As he considered her question, he realized he had wanted to tell her. Something about Holly’s kindness and compassion had assured him she would listen with understanding.

“I’ve never really had anybody else to talk to about what happened after my mom died,” he admitted. “Kim only gets upset if I ever mention it.”

“So you stopped saying anything and held it all inside.”

“Basically. I’m a guy. A lot of us tend to do that.”

“And those guys usually end up paying a steep price for burying everything.”

“My relationship with my father doesn’t really take up much space in my life. Most of the time our interactions are polite and cordial, if distant. I don’t have much to do with him, which is fine with me.”

“Until your sister asked you to come out to Shelter Springs to help her.”

“Yeah. It’s much harder to avoid him this year. I haven’t spent this much time in the same state with him in a long time, especially not during the holiday season, which seems to heighten and exacerbate every childhood emotion.”

“Understood. I live in the same town as my parents and I still revert back to a thirteen-year-old girl when I’m at their place.”

He would have liked to have known her as that young girl, a reaction that unnerved him.

“Maybe you should give your dad a chance,” Holly said after a moment.

“From an outsider’s perspective, it seemed clear this afternoon that he wants to mend the distance between you.

He’s making an effort, anyway. Would it hurt to meet him halfway, even if only for the sake of your stepmother and for Kim and Audrey? ”

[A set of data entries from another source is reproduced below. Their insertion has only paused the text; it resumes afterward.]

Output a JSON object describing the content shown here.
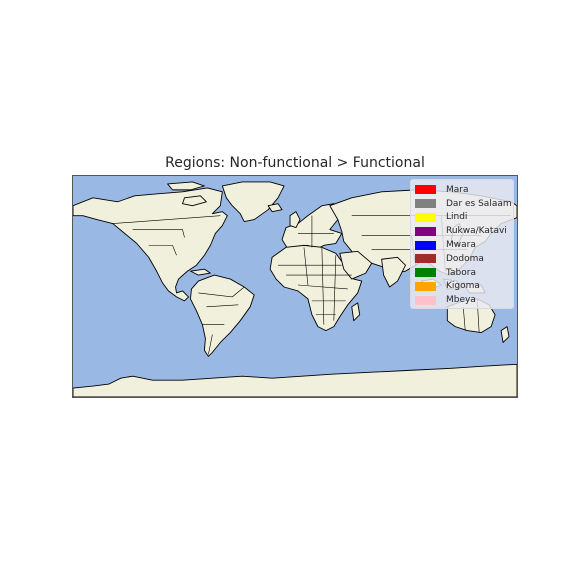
{
  "title": "Regions: Non-functional > Functional",
  "map": {
    "ocean_color": "#99b8e3",
    "land_color": "#f0f0dc",
    "border_color": "#000000"
  },
  "legend": {
    "items": [
      {
        "label": "Mara",
        "color": "#ff0000"
      },
      {
        "label": "Dar es Salaam",
        "color": "#808080"
      },
      {
        "label": "Lindi",
        "color": "#ffff00"
      },
      {
        "label": "Rukwa/Katavi",
        "color": "#800080"
      },
      {
        "label": "Mwara",
        "color": "#0000ff"
      },
      {
        "label": "Dodoma",
        "color": "#a52a2a"
      },
      {
        "label": "Tabora",
        "color": "#008000"
      },
      {
        "label": "Kigoma",
        "color": "#ffa500"
      },
      {
        "label": "Mbeya",
        "color": "#ffc0cb"
      }
    ]
  }
}
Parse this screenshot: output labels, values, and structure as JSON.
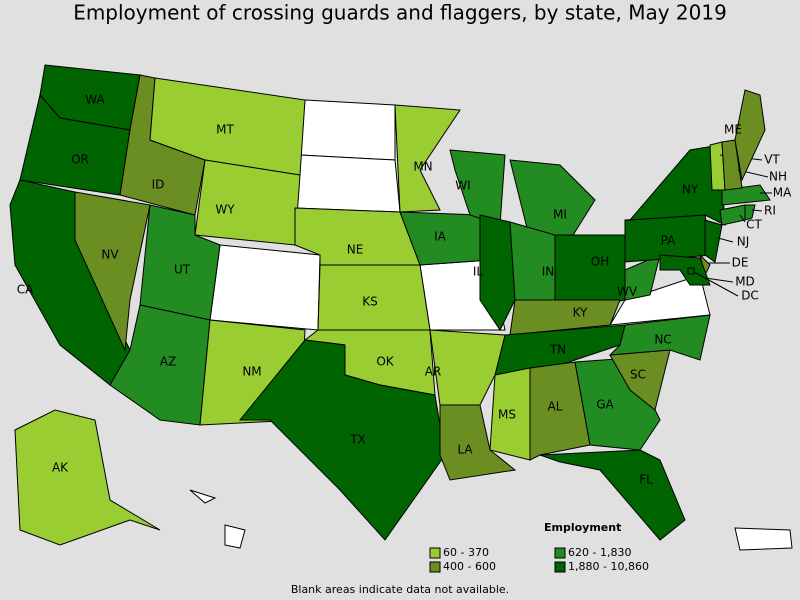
{
  "title": "Employment of crossing guards and flaggers, by state, May 2019",
  "footnote": "Blank areas indicate data not available.",
  "legend": {
    "title": "Employment",
    "items": [
      {
        "label": "60 - 370",
        "color": "#9acd32"
      },
      {
        "label": "400 - 600",
        "color": "#6b8e23"
      },
      {
        "label": "620 - 1,830",
        "color": "#228b22"
      },
      {
        "label": "1,880 - 10,860",
        "color": "#006400"
      }
    ]
  },
  "states": [
    {
      "abbr": "WA",
      "color": "#006400"
    },
    {
      "abbr": "OR",
      "color": "#006400"
    },
    {
      "abbr": "CA",
      "color": "#006400"
    },
    {
      "abbr": "NV",
      "color": "#6b8e23"
    },
    {
      "abbr": "ID",
      "color": "#6b8e23"
    },
    {
      "abbr": "MT",
      "color": "#9acd32"
    },
    {
      "abbr": "WY",
      "color": "#9acd32"
    },
    {
      "abbr": "UT",
      "color": "#228b22"
    },
    {
      "abbr": "AZ",
      "color": "#228b22"
    },
    {
      "abbr": "NM",
      "color": "#9acd32"
    },
    {
      "abbr": "NE",
      "color": "#9acd32"
    },
    {
      "abbr": "KS",
      "color": "#9acd32"
    },
    {
      "abbr": "OK",
      "color": "#9acd32"
    },
    {
      "abbr": "TX",
      "color": "#006400"
    },
    {
      "abbr": "MN",
      "color": "#9acd32"
    },
    {
      "abbr": "IA",
      "color": "#228b22"
    },
    {
      "abbr": "WI",
      "color": "#228b22"
    },
    {
      "abbr": "IL",
      "color": "#006400"
    },
    {
      "abbr": "MI",
      "color": "#228b22"
    },
    {
      "abbr": "IN",
      "color": "#228b22"
    },
    {
      "abbr": "OH",
      "color": "#006400"
    },
    {
      "abbr": "KY",
      "color": "#6b8e23"
    },
    {
      "abbr": "TN",
      "color": "#006400"
    },
    {
      "abbr": "AR",
      "color": "#9acd32"
    },
    {
      "abbr": "LA",
      "color": "#6b8e23"
    },
    {
      "abbr": "MS",
      "color": "#9acd32"
    },
    {
      "abbr": "AL",
      "color": "#6b8e23"
    },
    {
      "abbr": "GA",
      "color": "#228b22"
    },
    {
      "abbr": "FL",
      "color": "#006400"
    },
    {
      "abbr": "SC",
      "color": "#6b8e23"
    },
    {
      "abbr": "NC",
      "color": "#228b22"
    },
    {
      "abbr": "WV",
      "color": "#228b22"
    },
    {
      "abbr": "PA",
      "color": "#006400"
    },
    {
      "abbr": "NY",
      "color": "#006400"
    },
    {
      "abbr": "NJ",
      "color": "#006400"
    },
    {
      "abbr": "DE",
      "color": "#6b8e23"
    },
    {
      "abbr": "MD",
      "color": "#006400"
    },
    {
      "abbr": "DC",
      "color": "#006400"
    },
    {
      "abbr": "CT",
      "color": "#228b22"
    },
    {
      "abbr": "RI",
      "color": "#228b22"
    },
    {
      "abbr": "MA",
      "color": "#228b22"
    },
    {
      "abbr": "VT",
      "color": "#9acd32"
    },
    {
      "abbr": "NH",
      "color": "#6b8e23"
    },
    {
      "abbr": "ME",
      "color": "#6b8e23"
    },
    {
      "abbr": "AK",
      "color": "#9acd32"
    }
  ]
}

“I’ll think about it,” he said after a moment.

She nodded, giving him such a radiant smile that he finally gave up fighting the urge. While lights twinkled around them and snow gently brushed their skin, he leaned down and brushed his mouth against hers.

HOLLY CAUGHT HER breath as his mouth, cool and delicious, covered hers.

It wasn’t a truly passionate kiss or even a long one. They were in a public park, after all, surrounded by others, though there was no one else in this particular corner of the park right now.

While their contact only lasted a few seconds, it was intense enough to stir up a vast ache of yearning.

She wanted to truly kiss him. To throw herself against that long, powerful body and let his muscled arms keep her warm all night long.

She blinked back to awareness.

“What was that all about?” she said, embarrassed at the slight wobble in her voice.

Ryan sent her a look she couldn’t interpret.

“Why don’t we call it practice for our big date?”

If that was practice, she wasn’t sure she could withstand the real thing.

“I am really sorry to drag you into this whole fake-dating nightmare.”

“I’m not. You’ve given me something to look forward to while I’m in town.”

“You can’t really be looking forward to going to a wedding.”

“You know, a week ago I might have agreed with you but now I think it might be fun. I meant to try on one of my dad’s suit jackets while I was over there tonight and I totally forgot.”

They both continued walking and when they reached the parking lot they found Audrey taking selfies with her friends and Lydia under the archway.

Lydia skipped over to them as soon as she spotted Holly. “Guess what, Mommy? We saw a light-up snowman and a light-up Santa.”

“That’s fun.”

“Audrey said we should go on sleds. I want to.”

“That would be super fun, too.”

“Tonight?”

“It’s almost your bedtime, honey. We need to go home.”

“I didn’t mean we would go sledding tonight,” Audrey told her. “But we’ll take you, I promise.”

“Okay,” Lydia said, then gave a huge yawn.

“Let’s get you to your car,” Ryan said, scooping her up in his arms and earning a tired-sounding giggle.

When Holly opened the back door, he set Lydia in her booster and helped her with the seat belt.

“Good night,” he told her.

“Bye, Ry. Bye, Auddy.”

He smiled at her and closed the door, then turned to Holly.

“Thanks again for the listening ear,” Ryan said.

“Anytime,” she answered.

As she slid into her car and eased her car into reverse, her grip tightened on the wheel. How was she supposed to guard her heart against a man like Ryan, especially when a big part of her didn’t want to?